After 2010, the exchange rate floated in line with fundamentals, staying mostly between 6 and 7 CNY per USD. In 2018, the renminbi lost value as China's exports were targeted by USA tariffs and markets had doubts about the strength of the economy. Such a depreciation is typical of a country whose exports are at risk, as shown by the drop of the pound after Brexit, and in July 2019 the IMF found the yuan to be correctly valued, while the dollar was overvalued. In August 2019, the People's Bank of China (PBOC) let the renminbi fall over 2% in three days to the lowest point since 2008 as it was hit by strong sales after threats of further USA tariffs.

==International consequences==
An undervalued currency causes serious problems and raises international criticism. Prominent economists including World Trade Organization (WTO) Director-General Pascal Lamy, U.S. Federal Reserve Chairman Ben Bernanke, Nobel Laureate Paul Krugman, Director of the Peterson Institute for International Economics Fred Bergsten, and Cornell University Professor Eswar Prasad have repeatedly stated that China's currency is undervalued.

In 2007, proposed US legislation estimated undervaluation to be between 15% and 40%, and the Peterson Institute study said in 2010 that the yuan was 20 percent undervalued versus the dollar.
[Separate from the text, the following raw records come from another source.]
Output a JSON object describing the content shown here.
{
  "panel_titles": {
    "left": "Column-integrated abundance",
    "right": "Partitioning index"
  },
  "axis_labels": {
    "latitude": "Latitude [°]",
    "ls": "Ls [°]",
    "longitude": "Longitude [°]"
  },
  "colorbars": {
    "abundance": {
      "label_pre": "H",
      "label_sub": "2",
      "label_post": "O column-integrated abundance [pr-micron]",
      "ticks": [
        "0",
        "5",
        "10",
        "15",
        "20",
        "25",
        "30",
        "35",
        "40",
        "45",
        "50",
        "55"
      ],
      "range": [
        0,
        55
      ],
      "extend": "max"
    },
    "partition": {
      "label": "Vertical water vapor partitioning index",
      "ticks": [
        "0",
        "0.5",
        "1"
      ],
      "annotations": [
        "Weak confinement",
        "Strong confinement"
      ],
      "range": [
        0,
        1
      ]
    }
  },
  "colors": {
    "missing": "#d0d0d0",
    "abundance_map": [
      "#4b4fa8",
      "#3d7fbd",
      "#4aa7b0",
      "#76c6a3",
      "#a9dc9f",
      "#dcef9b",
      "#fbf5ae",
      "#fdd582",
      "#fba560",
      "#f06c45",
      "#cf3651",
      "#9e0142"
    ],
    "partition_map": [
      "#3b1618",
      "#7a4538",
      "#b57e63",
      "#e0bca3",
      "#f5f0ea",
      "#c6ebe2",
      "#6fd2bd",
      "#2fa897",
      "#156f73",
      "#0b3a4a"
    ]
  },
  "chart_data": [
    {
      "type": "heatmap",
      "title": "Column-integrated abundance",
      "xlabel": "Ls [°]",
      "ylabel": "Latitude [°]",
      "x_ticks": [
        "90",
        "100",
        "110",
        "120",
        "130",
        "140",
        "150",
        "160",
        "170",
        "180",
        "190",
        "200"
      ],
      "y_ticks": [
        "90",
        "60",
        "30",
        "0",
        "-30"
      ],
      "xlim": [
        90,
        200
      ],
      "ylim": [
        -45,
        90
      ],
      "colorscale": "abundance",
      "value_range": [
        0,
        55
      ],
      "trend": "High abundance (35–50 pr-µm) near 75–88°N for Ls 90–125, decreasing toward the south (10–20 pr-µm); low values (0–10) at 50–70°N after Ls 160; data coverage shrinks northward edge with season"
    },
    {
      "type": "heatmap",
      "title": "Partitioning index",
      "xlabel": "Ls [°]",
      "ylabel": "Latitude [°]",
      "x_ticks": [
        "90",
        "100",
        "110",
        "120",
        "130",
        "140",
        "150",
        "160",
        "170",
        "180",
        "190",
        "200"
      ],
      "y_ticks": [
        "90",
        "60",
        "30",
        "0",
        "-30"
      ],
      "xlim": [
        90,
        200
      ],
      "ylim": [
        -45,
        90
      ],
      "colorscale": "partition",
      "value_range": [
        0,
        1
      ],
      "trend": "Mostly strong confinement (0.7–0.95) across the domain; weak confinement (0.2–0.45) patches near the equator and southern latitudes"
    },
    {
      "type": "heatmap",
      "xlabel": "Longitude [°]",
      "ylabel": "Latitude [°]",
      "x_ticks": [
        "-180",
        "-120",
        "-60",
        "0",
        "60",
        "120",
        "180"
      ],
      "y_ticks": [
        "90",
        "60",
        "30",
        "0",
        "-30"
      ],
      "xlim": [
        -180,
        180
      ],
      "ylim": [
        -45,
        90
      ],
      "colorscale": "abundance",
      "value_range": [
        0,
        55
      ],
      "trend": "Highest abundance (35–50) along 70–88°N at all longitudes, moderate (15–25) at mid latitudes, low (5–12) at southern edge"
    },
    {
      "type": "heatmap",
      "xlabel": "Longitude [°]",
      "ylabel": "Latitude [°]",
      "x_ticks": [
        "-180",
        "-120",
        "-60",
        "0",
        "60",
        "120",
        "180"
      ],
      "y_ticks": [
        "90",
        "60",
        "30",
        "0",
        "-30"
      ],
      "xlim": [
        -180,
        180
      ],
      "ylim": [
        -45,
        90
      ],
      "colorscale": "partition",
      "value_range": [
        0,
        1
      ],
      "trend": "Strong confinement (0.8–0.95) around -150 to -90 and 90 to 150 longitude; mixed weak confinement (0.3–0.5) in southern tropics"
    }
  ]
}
1. As a member of the WTO and IMF, China's undervalued renminbi would violate Article XV(4) of the General Agreement on Tariffs and Trade Article 1, and 3 of the WTO Agreement on Subsidies and Countervailing Measures, and Article IV Section 1 of the IMF that prohibiting countries from currency manipulation. However, the USA Treasury in 2018 cleared China from the accusation of currency manipulation.
2. The trade dispute with the U.S. would be worsened by an undervalued renminbi.
3. An undervalued renminbi could cause inflation. In an effort to hold the value of the yuan comparatively low, the government has to buy foreign currencies through trade surpluses and investment. China's foreign reserves, already the world's biggest, soared to $2.8 trillion at the end of 2010. In order to buy foreign currencies, the government has to print the RMB "at a furious pace" and therefore incur inflation. However, between 2012 and 2019, China's inflation has been reported to be persistently low, around 2%.
4. An undervalued renminbi would contribute to very large portfolio foreign capital inflows, motivated by expectations of quick appreciation, adding pressure for the currency to rise.
5. An undervalued renminbi would undermine domestic consumers' purchasing power when it comes to goods from outside the country. An undervalued currency makes foreign goods more expensive in terms of yuan.

==Chinese domestic discourse==
Chinese economic reforms in the late 1970s propelled the Chinese economy from being a closed centrally planned economy to one open to foreign investments and capital, oriented to manufacturing of electrical goods, textile, toys and exports. These reforms have allowed China to become a creditor country in relations to current accounts and the largest in terms of foreign reserves.

China maintains that the value of the renminbi is market-driven. China says that its population receives high savings from the structure of the economy, and that gradual increase in domestic consumption is important for its own growth. While the Chinese have argued that their exchange rate is purely a domestic policy matter, economists have begun to suggest that Chinese policy will soon shift to accelerate appreciation of the Yuan in order to reduce domestic inflation and to increase the wealth of Chinese citizens.

Others in China view this dispute as an attempt to ring in China's economic development as part of a strategy for economic imperialism of the industrialized world led by the United States. They likened it to the unequal treaties signed after the Boxer Rebellion and the First and Second Opium Wars.